With the COVID-19 pandemic testing of even the more developed healthcare systems globally, the foundations of India's healthcare system have naturally also been shaken. The overall response to the pandemic witnessed both the private and government sector working in tandem. The private Indian healthcare players rose to the occasion and have been providing all the support that the government needs, such as testing, isolation beds for treatment, medical staff and equipment at government COVID-19 hospitals and home healthcare.
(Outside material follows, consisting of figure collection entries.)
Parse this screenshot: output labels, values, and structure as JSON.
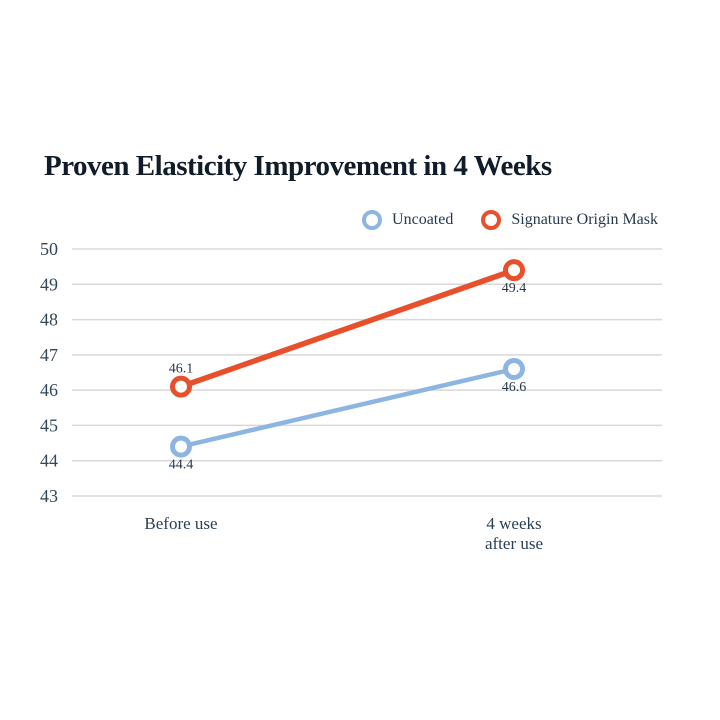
{
  "title": "Proven Elasticity Improvement in 4 Weeks",
  "colors": {
    "uncoated": "#8CB5E2",
    "signature_origin_mask": "#E8502B",
    "gridline": "#D8D8D8",
    "title_text": "#101C29",
    "axis_text": "#31465A",
    "label_text": "#24384D"
  },
  "chart_data": {
    "type": "line",
    "title": "Proven Elasticity Improvement in 4 Weeks",
    "categories": [
      "Before use",
      "4 weeks\nafter use"
    ],
    "series": [
      {
        "name": "Uncoated",
        "color": "#8CB5E2",
        "values": [
          44.4,
          46.6
        ],
        "point_labels": [
          "44.4",
          "46.6"
        ],
        "label_positions": [
          "below",
          "below"
        ]
      },
      {
        "name": "Signature Origin Mask",
        "color": "#E8502B",
        "values": [
          46.1,
          49.4
        ],
        "point_labels": [
          "46.1",
          "49.4"
        ],
        "label_positions": [
          "above",
          "below"
        ]
      }
    ],
    "xlabel": "",
    "ylabel": "",
    "ylim": [
      43,
      50
    ],
    "yticks": [
      43,
      44,
      45,
      46,
      47,
      48,
      49,
      50
    ],
    "grid": true,
    "legend_position": "top-right",
    "marker": "open-circle"
  }
}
India's private healthcare sector has contributed significantly and accounts for about 60 per cent of inpatient care. Most private facilities initiated their plans in response to the COVID-19 pandemic, which involved significant investments to prepare facilities for controlling and preventing the infection, building infrastructure for quarantine and treatment, and equipping the facility with suitable medical supplies and additional workforce. Additionally, hospitals and labs witnessed a sharp decline in revenue due to delayed medical tourism and elective processes (the pandemic is speculated to trim the private hospitals' operational profit by approximately 40 per cent this fiscal year). The OPDs (outpatient departments) had also been closed almost throughout the year as per the government advisory.
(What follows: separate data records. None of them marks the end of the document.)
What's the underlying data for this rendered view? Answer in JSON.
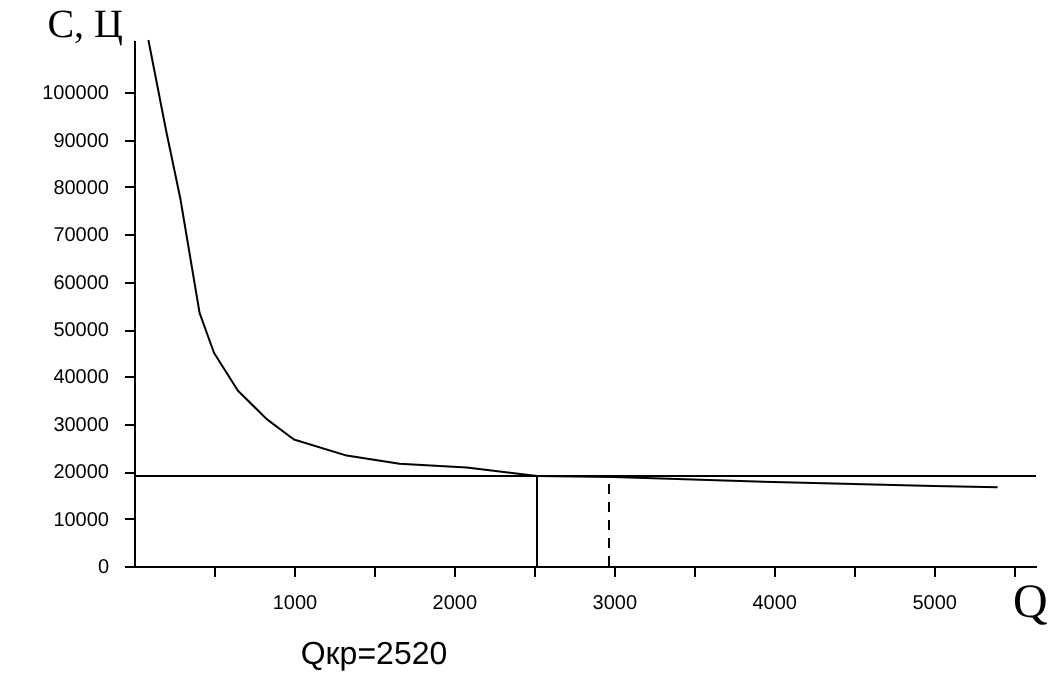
{
  "chart_data": {
    "type": "line",
    "xlabel": "Q",
    "ylabel": "С, Ц",
    "annotations": [
      "Qкр=2520"
    ],
    "xlim": [
      0,
      5640
    ],
    "ylim": [
      0,
      111000
    ],
    "xticks": [
      {
        "value": 500,
        "label": null
      },
      1000,
      {
        "value": 1500,
        "label": null
      },
      2000,
      {
        "value": 2500,
        "label": null
      },
      3000,
      {
        "value": 3500,
        "label": null
      },
      4000,
      {
        "value": 4500,
        "label": null
      },
      5000,
      {
        "value": 5500,
        "label": null
      }
    ],
    "yticks": [
      0,
      10000,
      20000,
      30000,
      40000,
      50000,
      60000,
      70000,
      80000,
      90000,
      100000
    ],
    "grid": false,
    "marker": "none",
    "series": [
      {
        "color": "#000000",
        "line_style": "solid",
        "x": [
          90,
          200,
          290,
          410,
          500,
          650,
          830,
          1000,
          1330,
          1660,
          2080,
          2520,
          3000,
          4000,
          5000,
          5400
        ],
        "values": [
          111000,
          92000,
          77500,
          53400,
          45000,
          37000,
          31000,
          26700,
          23300,
          21600,
          20800,
          19000,
          18800,
          17700,
          16900,
          16600
        ]
      },
      {
        "color": "#000000",
        "line_style": "solid",
        "x": [
          0,
          5640
        ],
        "values": [
          19000,
          19000
        ]
      },
      {
        "color": "#000000",
        "line_style": "solid",
        "x": [
          2520,
          2520
        ],
        "values": [
          0,
          19000
        ]
      },
      {
        "color": "#000000",
        "line_style": "dashed",
        "x": [
          2970,
          2970
        ],
        "values": [
          0,
          19000
        ]
      }
    ]
  }
}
The healthcare industry, along with the Central and State governments, undertook a robust response plan to tackle the pandemic by setting up dedicated COVID-19 hospitals, isolation centres and tech-enabled mapping of resources. To effectively manage the outbreak, the Indian government also leveraged technology and developed various applications both at the central and state levels. The Aarogya Setu mobile app which assisted in syndromic mapping, contact tracing and self-assessment were widely used throughout the country. Such technology platforms were used to supplement the response management, which included delivery of essential items in containment zones, teleconsultations with patients, bed management and real-time monitoring and review by the authorities. Over the years, the healthcare system in India has been largely centralized, expensive and impersonal. In a country where expenditure on healthcare is low, most healthcare expenditure is out-of-pocket and where most of the population continues to live in rural areas or on urban fringes, such care is inaccessible, unresponsive and unaffordable. COVID pandemic exposed these realities further. It has also made it urgent to redesign the system that is more decentralized, distributed and responsive.